As the Russian leader understands it, the role of culture is to strengthen the nation through homogenization and serve as an arm of national politics.

Discrimination against Ukrainians began toward the end of the 18th century. To Russian nationalists, they were “Little Russians” – backward peasants linguistically and culturally inferior because they had been Westernized during three centuries of Polish rule. It was up to the Russians to absorb the wayward brothers into their empire and introduce them to the higher Russian culture.

Great Russian nationalism here resembles Great Serbian nationalism, which regarded the Croats as Serbs who had alienated themselves from their nation by turning to Roman Catholicism. Czech nationalists in the 19th and 20th centuries adopted a comparable paternalistic attitude toward Slovaks, perceived as “Magyarized” Czechs. Stronger neighbors opposed the national aspirations of Ukrainians, Croats and Slovaks on the grounds that they contradicted the true interests of the Slavic brethren and handed them over to foreign powers. 

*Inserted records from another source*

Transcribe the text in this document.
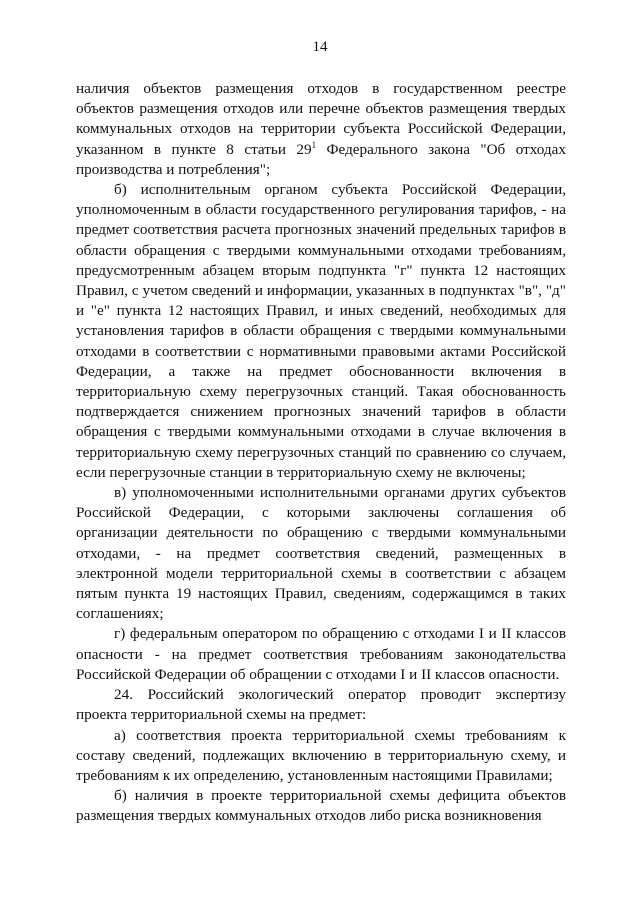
14

наличия объектов размещения отходов в государственном реестре объектов размещения отходов или перечне объектов размещения твердых коммунальных отходов на территории субъекта Российской Федерации, указанном в пункте 8 статьи $29^1$ Федерального закона "Об отходах производства и потребления";

б) исполнительным органом субъекта Российской Федерации, уполномоченным в области государственного регулирования тарифов, - на предмет соответствия расчета прогнозных значений предельных тарифов в области обращения с твердыми коммунальными отходами требованиям, предусмотренным абзацем вторым подпункта "г" пункта 12 настоящих Правил, с учетом сведений и информации, указанных в подпунктах "в", "д" и "е" пункта 12 настоящих Правил, и иных сведений, необходимых для установления тарифов в области обращения с твердыми коммунальными отходами в соответствии с нормативными правовыми актами Российской Федерации, а также на предмет обоснованности включения в территориальную схему перегрузочных станций. Такая обоснованность подтверждается снижением прогнозных значений тарифов в области обращения с твердыми коммунальными отходами в случае включения в территориальную схему перегрузочных станций по сравнению со случаем, если перегрузочные станции в территориальную схему не включены;

в) уполномоченными исполнительными органами других субъектов Российской Федерации, с которыми заключены соглашения об организации деятельности по обращению с твердыми коммунальными отходами, - на предмет соответствия сведений, размещенных в электронной модели территориальной схемы в соответствии с абзацем пятым пункта 19 настоящих Правил, сведениям, содержащимся в таких соглашениях;

г) федеральным оператором по обращению с отходами I и II классов опасности - на предмет соответствия требованиям законодательства Российской Федерации об обращении с отходами I и II классов опасности.

24. Российский экологический оператор проводит экспертизу проекта территориальной схемы на предмет:

а) соответствия проекта территориальной схемы требованиям к составу сведений, подлежащих включению в территориальную схему, и требованиям к их определению, установленным настоящими Правилами;

б) наличия в проекте территориальной схемы дефицита объектов размещения твердых коммунальных отходов либо риска возникновения
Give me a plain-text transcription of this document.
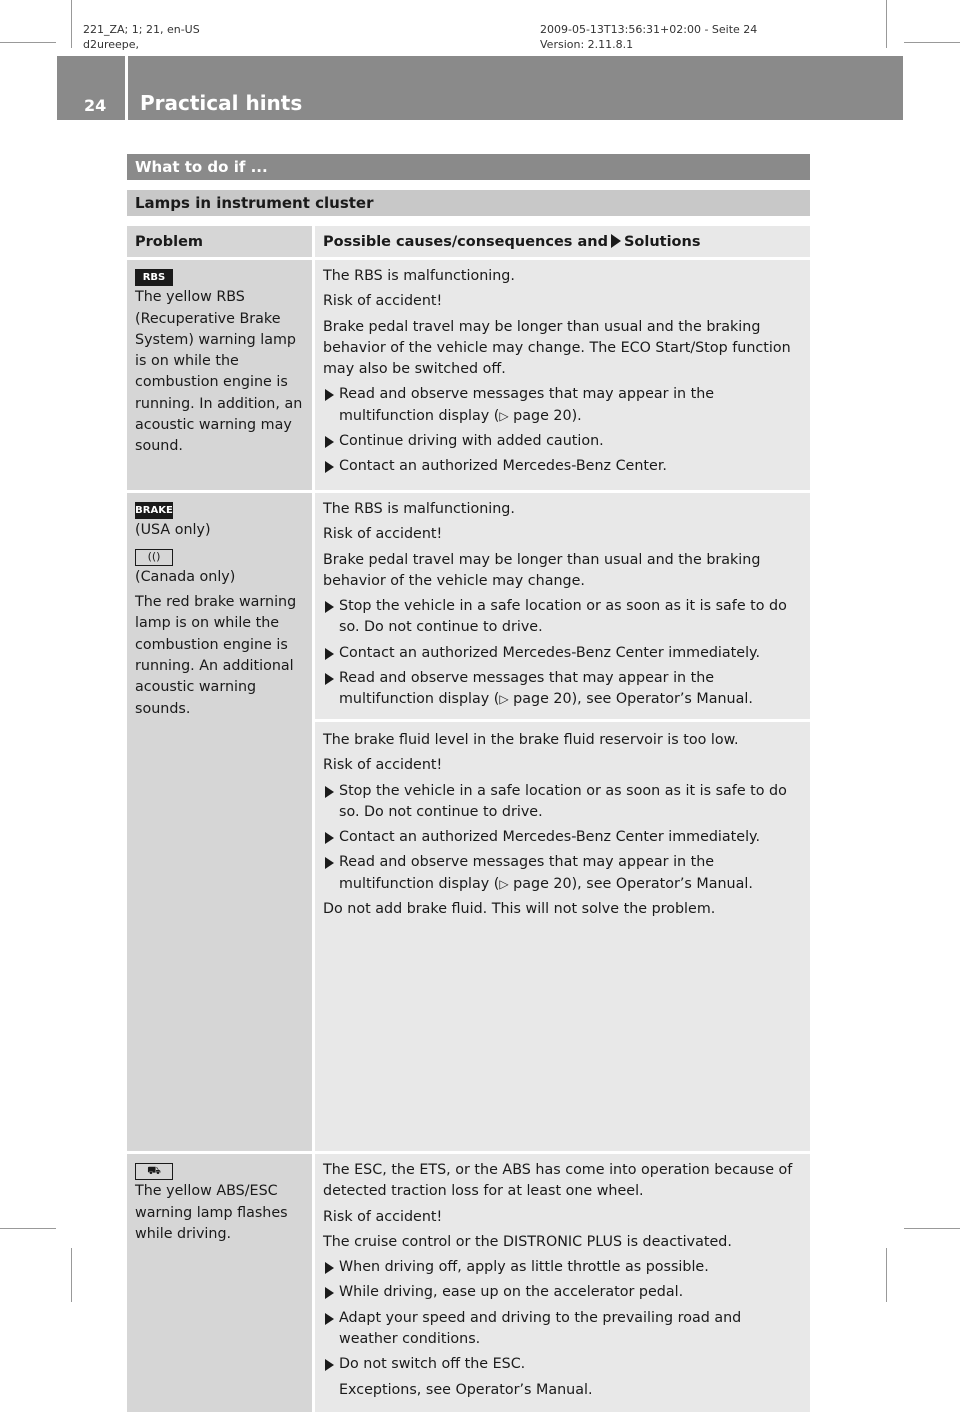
221_ZA; 1; 21, en-US
d2ureepe,
2009-05-13T13:56:31+02:00 - Seite 24
Version: 2.11.8.1
24 Practical hints
What to do if ...
Lamps in instrument cluster
Problem	Possible causes/consequences and Solutions
RBS

The yellow RBS (Recuperative Brake System) warning lamp is on while the combustion engine is running. In addition, an acoustic warning may sound.

The RBS is malfunctioning.

Risk of accident!

Brake pedal travel may be longer than usual and the braking behavior of the vehicle may change. The ECO Start/Stop function may also be switched off.

Read and observe messages that may appear in the multifunction display (▷ page 20).
Continue driving with added caution.
Contact an authorized Mercedes-Benz Center.
BRAKE

(USA only)

(()

(Canada only)

The red brake warning lamp is on while the combustion engine is running. An additional acoustic warning sounds.

The RBS is malfunctioning.

Risk of accident!

Brake pedal travel may be longer than usual and the braking behavior of the vehicle may change.

Stop the vehicle in a safe location or as soon as it is safe to do so. Do not continue to drive.
Contact an authorized Mercedes-Benz Center immediately.
Read and observe messages that may appear in the multifunction display (▷ page 20), see Operator’s Manual.

The brake fluid level in the brake fluid reservoir is too low.

Risk of accident!

Stop the vehicle in a safe location or as soon as it is safe to do so. Do not continue to drive.
Contact an authorized Mercedes-Benz Center immediately.
Read and observe messages that may appear in the multifunction display (▷ page 20), see Operator’s Manual.

Do not add brake fluid. This will not solve the problem.

⛟

The yellow ABS/ESC warning lamp flashes while driving.

The ESC, the ETS, or the ABS has come into operation because of detected traction loss for at least one wheel.

Risk of accident!

The cruise control or the DISTRONIC PLUS is deactivated.

When driving off, apply as little throttle as possible.
While driving, ease up on the accelerator pedal.
Adapt your speed and driving to the prevailing road and weather conditions.
Do not switch off the ESC.

Exceptions, see Operator’s Manual.
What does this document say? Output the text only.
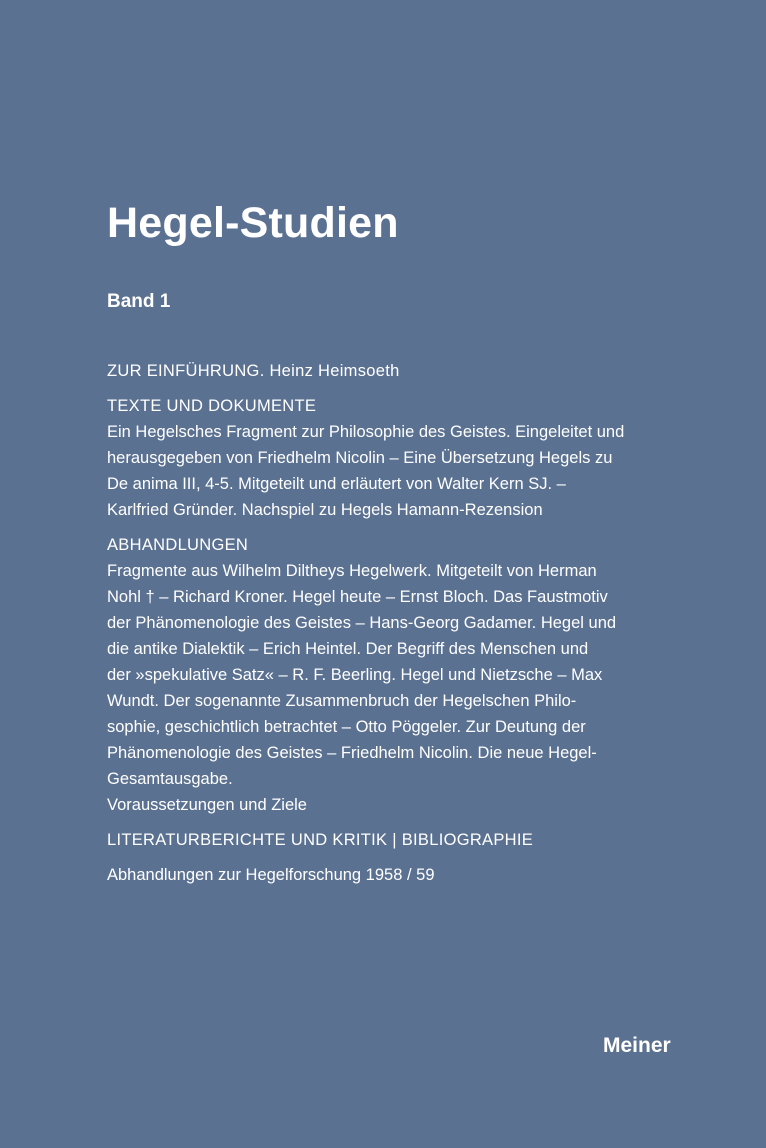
Hegel-Studien
Band 1
ZUR EINFÜHRUNG. Heinz Heimsoeth
TEXTE UND DOKUMENTE
Ein Hegelsches Fragment zur Philosophie des Geistes. Eingeleitet und
herausgegeben von Friedhelm Nicolin – Eine Übersetzung Hegels zu
De anima III, 4-5. Mitgeteilt und erläutert von Walter Kern SJ. –
Karlfried Gründer. Nachspiel zu Hegels Hamann-Rezension
ABHANDLUNGEN
Fragmente aus Wilhelm Diltheys Hegelwerk. Mitgeteilt von Herman
Nohl † – Richard Kroner. Hegel heute – Ernst Bloch. Das Faustmotiv
der Phänomenologie des Geistes – Hans-Georg Gadamer. Hegel und
die antike Dialektik – Erich Heintel. Der Begriff des Menschen und
der »spekulative Satz« – R. F. Beerling. Hegel und Nietzsche – Max
Wundt. Der sogenannte Zusammenbruch der Hegelschen Philo-
sophie, geschichtlich betrachtet – Otto Pöggeler. Zur Deutung der
Phänomenologie des Geistes – Friedhelm Nicolin. Die neue Hegel-
Gesamtausgabe.
Voraussetzungen und Ziele
LITERATURBERICHTE UND KRITIK | BIBLIOGRAPHIE
Abhandlungen zur Hegelforschung 1958 / 59
Meiner
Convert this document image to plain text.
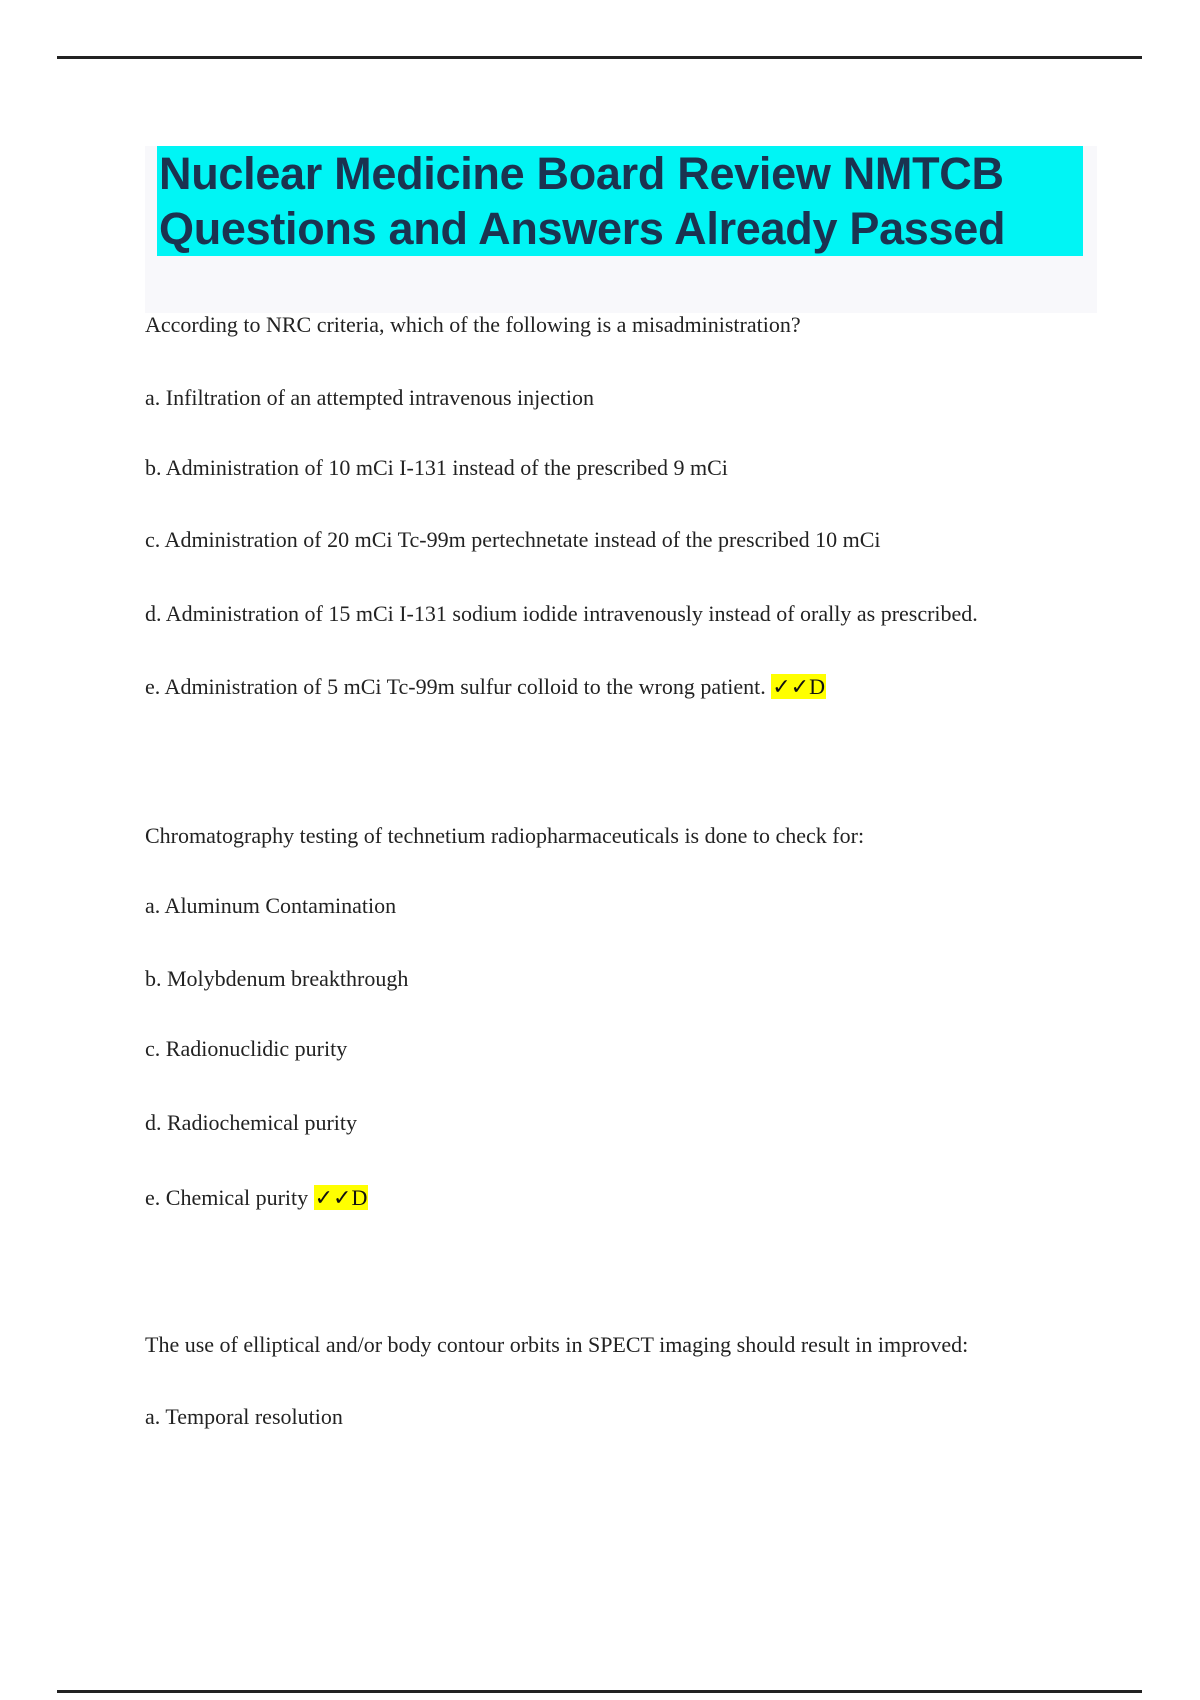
Nuclear Medicine Board Review NMTCB
Questions and Answers Already Passed
According to NRC criteria, which of the following is a misadministration?
a. Infiltration of an attempted intravenous injection
b. Administration of 10 mCi I-131 instead of the prescribed 9 mCi
c. Administration of 20 mCi Tc-99m pertechnetate instead of the prescribed 10 mCi
d. Administration of 15 mCi I-131 sodium iodide intravenously instead of orally as prescribed.
e. Administration of 5 mCi Tc-99m sulfur colloid to the wrong patient. ✓✓D
Chromatography testing of technetium radiopharmaceuticals is done to check for:
a. Aluminum Contamination
b. Molybdenum breakthrough
c. Radionuclidic purity
d. Radiochemical purity
e. Chemical purity ✓✓D
The use of elliptical and/or body contour orbits in SPECT imaging should result in improved:
a. Temporal resolution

President Putin’s favorite ideologue philosopher, Ivan Ilyin (1883-1954), considered Russia’s Ukrainian “little brothers” to be just like Croats, Slovenes, Slovaks, Basques and Catalans – weak ethnicities incapable of forming states of their own. As the Russian leader understands it, the role of culture is to strengthen the nation through homogenization and serve as an arm of national politics. Russia, Mr. Putin said, is defending its culture against a West that “denies the moral foundations and any traditional identity, be it national, religious, cultural or even gender-based.” However, nothing has damaged the reputation of Russian culture more than Moscow’s war against Ukraine. 

The Russian publicist Sonja Margolina, who lives in Berlin, stated in the Neue Zurcher Zeitung that we are witnessing “the self-abolition of Russia as a cultural nation.” She observed, of the Western reaction, “[i]t is absurd to want to cancel Dostoevsky and productions by Russian authors, composers or directors from the theater and opera programs. It is up to the audience alone to decide on their value. No cultural boycott, no sanction can hurt Russia more than the tears of a Ukrainian child.”